Er hatte Angst vor dem Ding in seiner Hand, das so leicht, so schnell ein Leben beenden konnte und das nur, weil er seinen Finger etwas krümmte. Es wäre so einfach abzudrücken und die Kugel würde den Rest erledigen. Man musste nur zielen und schießen, eine sehr einfache aber effiziente Mordwaffe.
Cas musterte ihn innig, nahm jedes Detail auf und speicherte es erst einmal. Es war wichtig seine Feinde zu kennen und vor allem sich an sie zu erinnern, sollte man irgendwann ein weiteres Mal auf sie stoßen. Eine Lehre seines Vaters, die tatsächlich eine wichtige Lektion beinhielt. Kenne deine Feinde, deine Freunde aber noch besser.

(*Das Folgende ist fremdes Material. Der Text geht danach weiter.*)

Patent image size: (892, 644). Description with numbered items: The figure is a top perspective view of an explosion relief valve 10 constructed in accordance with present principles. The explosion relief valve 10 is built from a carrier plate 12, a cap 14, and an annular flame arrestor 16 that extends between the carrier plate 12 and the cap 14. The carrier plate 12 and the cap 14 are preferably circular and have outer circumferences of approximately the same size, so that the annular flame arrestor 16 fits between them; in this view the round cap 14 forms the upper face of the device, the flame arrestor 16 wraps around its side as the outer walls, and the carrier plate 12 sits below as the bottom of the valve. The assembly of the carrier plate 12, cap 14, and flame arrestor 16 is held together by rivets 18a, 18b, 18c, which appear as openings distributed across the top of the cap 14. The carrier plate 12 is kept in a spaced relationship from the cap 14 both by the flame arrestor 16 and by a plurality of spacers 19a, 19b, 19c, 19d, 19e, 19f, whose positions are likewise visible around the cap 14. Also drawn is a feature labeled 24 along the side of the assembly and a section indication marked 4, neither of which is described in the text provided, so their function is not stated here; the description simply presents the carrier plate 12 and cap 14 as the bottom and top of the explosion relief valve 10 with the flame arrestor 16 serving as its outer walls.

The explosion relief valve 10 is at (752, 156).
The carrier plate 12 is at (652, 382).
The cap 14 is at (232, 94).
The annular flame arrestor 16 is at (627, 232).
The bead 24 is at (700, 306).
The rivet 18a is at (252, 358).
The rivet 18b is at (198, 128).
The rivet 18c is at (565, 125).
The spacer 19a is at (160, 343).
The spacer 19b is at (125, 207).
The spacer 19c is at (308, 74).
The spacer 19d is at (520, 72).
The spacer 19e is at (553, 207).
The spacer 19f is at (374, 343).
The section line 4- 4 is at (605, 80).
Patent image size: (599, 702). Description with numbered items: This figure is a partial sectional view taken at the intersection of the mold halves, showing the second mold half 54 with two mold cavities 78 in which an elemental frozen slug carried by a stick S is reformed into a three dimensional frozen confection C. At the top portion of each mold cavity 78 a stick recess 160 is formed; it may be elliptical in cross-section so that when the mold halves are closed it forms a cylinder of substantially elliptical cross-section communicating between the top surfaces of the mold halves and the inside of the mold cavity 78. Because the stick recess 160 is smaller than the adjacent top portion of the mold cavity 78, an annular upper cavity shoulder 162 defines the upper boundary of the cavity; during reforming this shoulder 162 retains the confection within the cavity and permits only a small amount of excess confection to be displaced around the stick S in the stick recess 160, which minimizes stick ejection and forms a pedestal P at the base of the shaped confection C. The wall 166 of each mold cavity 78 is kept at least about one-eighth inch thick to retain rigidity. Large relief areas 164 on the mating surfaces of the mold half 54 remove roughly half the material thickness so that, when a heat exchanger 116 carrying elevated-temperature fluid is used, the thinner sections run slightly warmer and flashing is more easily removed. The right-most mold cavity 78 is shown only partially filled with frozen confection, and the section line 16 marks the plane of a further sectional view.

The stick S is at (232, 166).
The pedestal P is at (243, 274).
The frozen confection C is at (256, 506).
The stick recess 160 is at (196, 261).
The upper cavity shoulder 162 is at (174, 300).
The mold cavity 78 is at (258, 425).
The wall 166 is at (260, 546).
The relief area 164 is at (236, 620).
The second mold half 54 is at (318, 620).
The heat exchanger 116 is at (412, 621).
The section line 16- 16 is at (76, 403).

„Ca...Casmiel Tripe. Ich werde dich töten!" versprach der Mann nur, seine Stimme schien eine Oktave in die Höhe geschossen zu sein und Angstschweiß tropfte perlenförmig von seiner Stirn, die scheinbar schon ganz nass war, so viel Angst hatte der Mann.
Unbeeindruckt hob Casmiel die Arme und musterte den Mann bevor er seine Lippen zu seinem typischen, charmanten Lächeln verzog und lässig erwiderte: „Nur zu."